There is no denying that markets are sometimes efficient, but prices do not always reflect underlying business performance. One imperfect but simple way to consider how the market perception of a company has shifted is to compare the change in the earnings per share (EPS) with the share price movement.
During five years of share price growth, Alcoa moved from a loss to profitability. On the other hand, it reported a trailing twelve months loss, suggesting it isn't reliably profitable. Other metrics might give us a better handle on how its value is changing over time.

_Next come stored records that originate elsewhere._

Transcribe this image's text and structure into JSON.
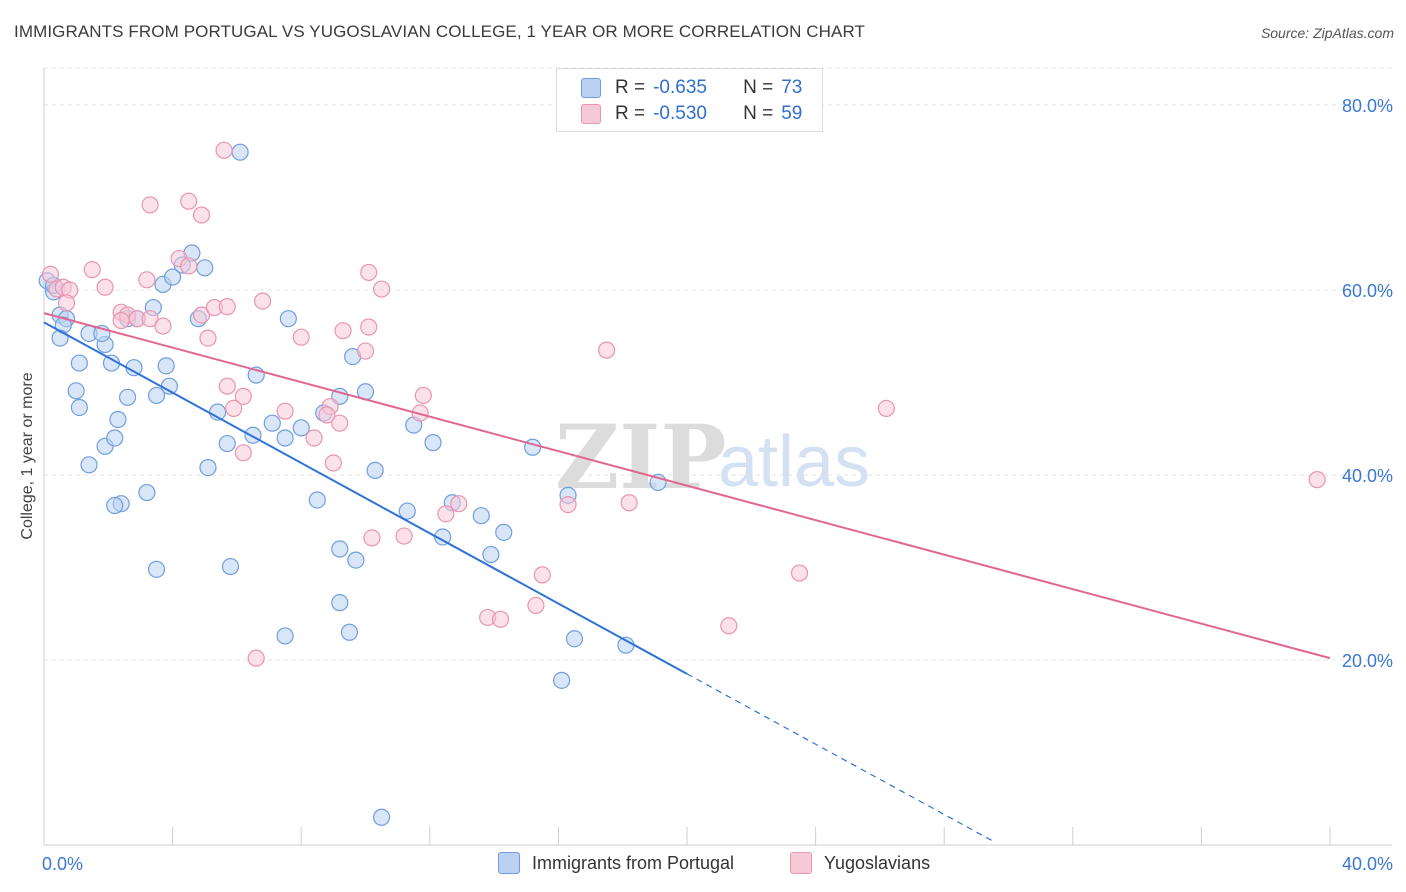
{
  "title": "IMMIGRANTS FROM PORTUGAL VS YUGOSLAVIAN COLLEGE, 1 YEAR OR MORE CORRELATION CHART",
  "source": "Source: ZipAtlas.com",
  "watermark": {
    "zip": "ZIP",
    "atlas": "atlas"
  },
  "legend_top": [
    {
      "r_label": "R =",
      "r_value": "-0.635",
      "n_label": "N =",
      "n_value": "73"
    },
    {
      "r_label": "R =",
      "r_value": "-0.530",
      "n_label": "N =",
      "n_value": "59"
    }
  ],
  "colors": {
    "blue_fill": "#b9d1f2",
    "blue_stroke": "#6f9ee0",
    "blue_line": "#2f72d6",
    "pink_fill": "#f7c9d7",
    "pink_stroke": "#e995b0",
    "pink_line": "#e0688f",
    "grid": "#e3e3e3",
    "tick_text": "#3a78d4"
  },
  "chart_data": {
    "type": "scatter",
    "title": "IMMIGRANTS FROM PORTUGAL VS YUGOSLAVIAN COLLEGE, 1 YEAR OR MORE CORRELATION CHART",
    "xlabel": "",
    "ylabel": "College, 1 year or more",
    "xlim": [
      0,
      40
    ],
    "ylim": [
      0,
      84
    ],
    "x_ticks": [
      "0.0%",
      "40.0%"
    ],
    "y_ticks": [
      {
        "value": 20,
        "label": "20.0%"
      },
      {
        "value": 40,
        "label": "40.0%"
      },
      {
        "value": 60,
        "label": "60.0%"
      },
      {
        "value": 80,
        "label": "80.0%"
      }
    ],
    "grid": true,
    "legend_position": "bottom-center",
    "series": [
      {
        "name": "Immigrants from Portugal",
        "color": "blue",
        "r": -0.635,
        "n": 73,
        "trend": {
          "x0": 0,
          "y0": 56.5,
          "x1": 20,
          "y1": 18.5,
          "dashed_to_x": 29.6
        },
        "points": [
          [
            0.1,
            61.0
          ],
          [
            0.3,
            59.8
          ],
          [
            0.3,
            60.5
          ],
          [
            0.5,
            57.3
          ],
          [
            0.7,
            56.9
          ],
          [
            0.6,
            56.2
          ],
          [
            1.9,
            54.1
          ],
          [
            1.4,
            55.3
          ],
          [
            1.8,
            55.3
          ],
          [
            2.1,
            52.1
          ],
          [
            2.6,
            56.9
          ],
          [
            2.9,
            56.9
          ],
          [
            0.5,
            54.8
          ],
          [
            1.1,
            52.1
          ],
          [
            1.0,
            49.1
          ],
          [
            1.1,
            47.3
          ],
          [
            1.4,
            41.1
          ],
          [
            1.9,
            43.1
          ],
          [
            2.2,
            44.0
          ],
          [
            2.3,
            46.0
          ],
          [
            2.6,
            48.4
          ],
          [
            2.8,
            51.6
          ],
          [
            3.5,
            48.6
          ],
          [
            3.8,
            51.8
          ],
          [
            3.9,
            49.6
          ],
          [
            3.4,
            58.1
          ],
          [
            3.7,
            60.6
          ],
          [
            4.0,
            61.4
          ],
          [
            4.3,
            62.7
          ],
          [
            4.6,
            64.0
          ],
          [
            5.0,
            62.4
          ],
          [
            4.8,
            56.9
          ],
          [
            5.4,
            46.8
          ],
          [
            5.7,
            43.4
          ],
          [
            6.6,
            50.8
          ],
          [
            7.1,
            45.6
          ],
          [
            7.5,
            44.0
          ],
          [
            7.6,
            56.9
          ],
          [
            8.0,
            45.1
          ],
          [
            8.7,
            46.7
          ],
          [
            9.2,
            48.5
          ],
          [
            9.6,
            52.8
          ],
          [
            10.0,
            49.0
          ],
          [
            8.5,
            37.3
          ],
          [
            5.1,
            40.8
          ],
          [
            2.4,
            36.9
          ],
          [
            3.2,
            38.1
          ],
          [
            3.5,
            29.8
          ],
          [
            5.8,
            30.1
          ],
          [
            7.5,
            22.6
          ],
          [
            9.2,
            26.2
          ],
          [
            9.5,
            23.0
          ],
          [
            11.5,
            45.4
          ],
          [
            12.1,
            43.5
          ],
          [
            11.3,
            36.1
          ],
          [
            12.4,
            33.3
          ],
          [
            12.7,
            37.0
          ],
          [
            13.6,
            35.6
          ],
          [
            13.9,
            31.4
          ],
          [
            14.3,
            33.8
          ],
          [
            15.2,
            43.0
          ],
          [
            16.3,
            37.8
          ],
          [
            16.1,
            17.8
          ],
          [
            16.5,
            22.3
          ],
          [
            19.1,
            39.2
          ],
          [
            18.1,
            21.6
          ],
          [
            6.1,
            74.9
          ],
          [
            10.3,
            40.5
          ],
          [
            9.2,
            32.0
          ],
          [
            9.7,
            30.8
          ],
          [
            10.5,
            3.0
          ],
          [
            6.5,
            44.3
          ],
          [
            2.2,
            36.7
          ]
        ]
      },
      {
        "name": "Yugoslavians",
        "color": "pink",
        "r": -0.53,
        "n": 59,
        "trend": {
          "x0": 0,
          "y0": 57.5,
          "x1": 40,
          "y1": 20.2
        },
        "points": [
          [
            0.2,
            61.7
          ],
          [
            0.4,
            60.1
          ],
          [
            0.6,
            60.3
          ],
          [
            0.8,
            60.0
          ],
          [
            0.7,
            58.6
          ],
          [
            1.5,
            62.2
          ],
          [
            1.9,
            60.3
          ],
          [
            2.4,
            57.6
          ],
          [
            2.6,
            57.3
          ],
          [
            2.4,
            56.7
          ],
          [
            2.9,
            56.9
          ],
          [
            3.2,
            61.1
          ],
          [
            3.3,
            56.9
          ],
          [
            3.7,
            56.1
          ],
          [
            4.2,
            63.4
          ],
          [
            4.5,
            62.6
          ],
          [
            4.9,
            57.3
          ],
          [
            5.1,
            54.8
          ],
          [
            5.3,
            58.1
          ],
          [
            5.7,
            58.2
          ],
          [
            6.8,
            58.8
          ],
          [
            6.2,
            48.5
          ],
          [
            5.7,
            49.6
          ],
          [
            5.9,
            47.2
          ],
          [
            6.2,
            42.4
          ],
          [
            7.5,
            46.9
          ],
          [
            8.0,
            54.9
          ],
          [
            8.4,
            44.0
          ],
          [
            8.9,
            47.4
          ],
          [
            8.8,
            46.5
          ],
          [
            9.2,
            45.6
          ],
          [
            9.0,
            41.3
          ],
          [
            10.0,
            53.4
          ],
          [
            10.1,
            56.0
          ],
          [
            10.1,
            61.9
          ],
          [
            10.5,
            60.1
          ],
          [
            9.3,
            55.6
          ],
          [
            10.2,
            33.2
          ],
          [
            11.2,
            33.4
          ],
          [
            11.8,
            48.6
          ],
          [
            11.7,
            46.7
          ],
          [
            12.5,
            35.8
          ],
          [
            12.9,
            36.9
          ],
          [
            13.8,
            24.6
          ],
          [
            14.2,
            24.4
          ],
          [
            15.3,
            25.9
          ],
          [
            15.5,
            29.2
          ],
          [
            16.3,
            36.8
          ],
          [
            17.5,
            53.5
          ],
          [
            18.2,
            37.0
          ],
          [
            21.3,
            23.7
          ],
          [
            23.5,
            29.4
          ],
          [
            26.2,
            47.2
          ],
          [
            39.6,
            39.5
          ],
          [
            3.3,
            69.2
          ],
          [
            4.5,
            69.6
          ],
          [
            4.9,
            68.1
          ],
          [
            5.6,
            75.1
          ],
          [
            6.6,
            20.2
          ]
        ]
      }
    ]
  },
  "legend_bottom": [
    {
      "label": "Immigrants from Portugal",
      "color": "blue"
    },
    {
      "label": "Yugoslavians",
      "color": "pink"
    }
  ]
}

We note that, in three years, revenue has actually grown at a 6.1% annual rate, so that doesn't seem to be a reason to sell shares. This analysis is just perfunctory, but it might be worth researching Alcoa more closely, as sometimes stocks fall unfairly. This could present an opportunity.
You can see below how earnings and revenue have changed over time (discover the exact values by clicking on the image).
Alcoa is well known by investors, and plenty of clever analysts have tried to predict the future profit levels. Given we have quite a good number of analyst forecasts, it might be well worth checking out this free chart depicting consensus estimates.
A Different Perspective
Alcoa shareholders are down 76% for the year, falling short of the market return. Meanwhile, the broader market slid about 15%, likely weighing on the stock. Shareholders have lost 41% per year over the last three years, so the share price drop has become steeper, over the last year; a potential symptom of as yet unsolved challenges. Although Baron Rothschild famously said to "buy when there's blood in the streets, even if the blood is your own", he also focusses on high quality stocks with solid prospects. While it is well worth considering the different impacts that market conditions can have on the share price, there are other factors that are even more important. For example, we've discovered 1 warning sign for Alcoa that you should be aware of before investing here.
But note: Alcoa may not be the best stock to buy. So take a peek at this free list of interesting companies with past earnings growth (and further growth forecast).
Please note, the market returns quoted in this article reflect the market weighted average returns of stocks that currently trade on US exchanges.
If you spot an error that warrants correction, please contact the editor at firstname.lastname@example.org. This article by Simply Wall St is general in nature. It does not constitute a recommendation to buy or sell any stock, and does not take account of your objectives, or your financial situation. Simply Wall St has no position in the stocks mentioned.
We aim to bring you long-term focused research analysis driven by fundamental data. Note that our analysis may not factor in the latest price-sensitive company announcements or qualitative material. Thank you for reading.